Take a break

We all know that poor posture and sitting for long hours is bad for health. So spare five minutes each day and do these exercises at your workstation


Head twists;  and Chin touch (right)
Head twists; and Chin touch (right)

Head twists

While sitting at your desk, move your head side to side toward your shoulders. Repeat the set 10 times on each side. This will help relax stiff muscles.

Chin touch

Bend your head and let your chin touch your neck. Hold that stretch for 20 seconds and apply pressure on your chin. Repeat 5 times.

Cheek pull

Take a deep breath in and from both the sides of your cheeks hold all the cheek fat you can in your mouth. Hold your breath for 10 seconds. Repeat five times.

Body wave

Breathe in and bring your chest out. Tuck the tummy in. Move in the forward direction towards your table. Slowly start breathing out and rest your back on your seat.

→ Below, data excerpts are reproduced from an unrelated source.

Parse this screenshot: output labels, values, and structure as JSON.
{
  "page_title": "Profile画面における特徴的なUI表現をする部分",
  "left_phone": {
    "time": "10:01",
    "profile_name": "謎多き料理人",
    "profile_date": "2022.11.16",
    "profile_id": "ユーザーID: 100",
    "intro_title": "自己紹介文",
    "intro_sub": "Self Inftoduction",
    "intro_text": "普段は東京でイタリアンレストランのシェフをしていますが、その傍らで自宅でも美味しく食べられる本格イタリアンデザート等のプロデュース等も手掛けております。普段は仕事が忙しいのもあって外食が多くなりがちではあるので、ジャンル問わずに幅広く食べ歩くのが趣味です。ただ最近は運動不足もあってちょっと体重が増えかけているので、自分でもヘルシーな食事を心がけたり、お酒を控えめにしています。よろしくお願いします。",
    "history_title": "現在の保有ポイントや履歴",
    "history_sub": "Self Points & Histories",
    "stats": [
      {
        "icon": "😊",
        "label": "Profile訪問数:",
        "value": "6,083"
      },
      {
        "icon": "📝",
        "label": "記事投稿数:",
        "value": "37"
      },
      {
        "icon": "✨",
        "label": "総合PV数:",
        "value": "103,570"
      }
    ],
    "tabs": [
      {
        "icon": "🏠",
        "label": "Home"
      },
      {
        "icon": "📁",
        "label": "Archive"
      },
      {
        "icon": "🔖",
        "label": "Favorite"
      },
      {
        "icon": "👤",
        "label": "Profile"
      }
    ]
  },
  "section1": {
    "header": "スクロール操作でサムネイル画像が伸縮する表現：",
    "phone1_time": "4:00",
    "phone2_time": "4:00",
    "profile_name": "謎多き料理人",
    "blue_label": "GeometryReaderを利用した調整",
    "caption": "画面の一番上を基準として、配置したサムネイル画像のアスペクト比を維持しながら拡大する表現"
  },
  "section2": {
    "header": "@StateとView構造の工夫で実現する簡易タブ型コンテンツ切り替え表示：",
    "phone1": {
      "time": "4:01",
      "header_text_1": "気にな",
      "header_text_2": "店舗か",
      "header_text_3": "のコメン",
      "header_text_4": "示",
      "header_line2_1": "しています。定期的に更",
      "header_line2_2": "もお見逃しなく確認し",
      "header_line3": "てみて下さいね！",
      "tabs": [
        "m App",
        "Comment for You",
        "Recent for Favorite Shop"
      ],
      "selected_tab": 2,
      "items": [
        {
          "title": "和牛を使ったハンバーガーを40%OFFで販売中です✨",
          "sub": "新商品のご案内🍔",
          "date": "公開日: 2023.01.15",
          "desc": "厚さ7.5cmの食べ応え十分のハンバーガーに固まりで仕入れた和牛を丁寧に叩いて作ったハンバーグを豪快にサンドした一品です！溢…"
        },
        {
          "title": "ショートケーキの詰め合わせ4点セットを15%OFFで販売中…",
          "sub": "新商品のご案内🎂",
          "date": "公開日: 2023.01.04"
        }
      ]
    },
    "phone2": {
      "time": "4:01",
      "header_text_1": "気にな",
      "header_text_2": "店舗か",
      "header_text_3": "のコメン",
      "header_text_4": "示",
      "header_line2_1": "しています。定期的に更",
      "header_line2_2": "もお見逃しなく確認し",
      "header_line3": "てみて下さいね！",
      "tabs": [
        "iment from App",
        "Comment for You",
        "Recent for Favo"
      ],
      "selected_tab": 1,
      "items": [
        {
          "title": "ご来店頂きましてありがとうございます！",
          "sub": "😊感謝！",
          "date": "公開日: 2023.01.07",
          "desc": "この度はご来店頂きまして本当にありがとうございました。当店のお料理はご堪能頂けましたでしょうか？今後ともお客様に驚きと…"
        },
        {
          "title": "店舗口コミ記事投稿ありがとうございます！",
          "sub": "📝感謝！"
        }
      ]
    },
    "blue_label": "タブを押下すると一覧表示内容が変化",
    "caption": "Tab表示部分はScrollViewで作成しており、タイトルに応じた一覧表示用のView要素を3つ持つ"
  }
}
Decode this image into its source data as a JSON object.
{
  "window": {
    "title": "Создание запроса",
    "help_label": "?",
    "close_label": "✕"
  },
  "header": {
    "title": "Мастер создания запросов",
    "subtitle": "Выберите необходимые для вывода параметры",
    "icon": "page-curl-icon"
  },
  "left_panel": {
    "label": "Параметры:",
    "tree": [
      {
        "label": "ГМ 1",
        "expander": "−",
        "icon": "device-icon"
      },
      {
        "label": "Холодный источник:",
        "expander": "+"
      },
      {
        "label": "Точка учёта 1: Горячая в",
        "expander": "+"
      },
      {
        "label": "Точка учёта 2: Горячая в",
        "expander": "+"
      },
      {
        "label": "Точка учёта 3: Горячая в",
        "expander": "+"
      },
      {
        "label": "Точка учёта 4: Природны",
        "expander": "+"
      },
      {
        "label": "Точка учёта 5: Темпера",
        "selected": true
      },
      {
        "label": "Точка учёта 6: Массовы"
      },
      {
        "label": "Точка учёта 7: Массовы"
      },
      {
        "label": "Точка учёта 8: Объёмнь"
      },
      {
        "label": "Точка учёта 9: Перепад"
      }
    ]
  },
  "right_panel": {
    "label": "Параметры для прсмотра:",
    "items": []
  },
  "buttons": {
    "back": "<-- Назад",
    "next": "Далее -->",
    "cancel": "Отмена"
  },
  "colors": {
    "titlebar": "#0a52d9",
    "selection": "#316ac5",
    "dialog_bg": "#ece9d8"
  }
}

Repeat five times.

Buttock elevation

Place both hands on the chair, take a deep breath and lift yourself from it. Hold the lift for five seconds and then relax on the chair. Repeat five times every two hours.

Seat squeeze

Squeeze the buttocks, hold for 5-10 seconds and then release. Breathe in and out while doing this. Repeat as many times as possible.

Spot jog

Spot jogging will make you sweat and gasp for breath. Also it makes leg calf muscles stronger. Stand at one spot and jog slowly. Continue for a minute.

Jogging extreme

Once you are comfortable jogging in your place, make it harder. Keep the same pace but lift the knees higher. Continue for a minute.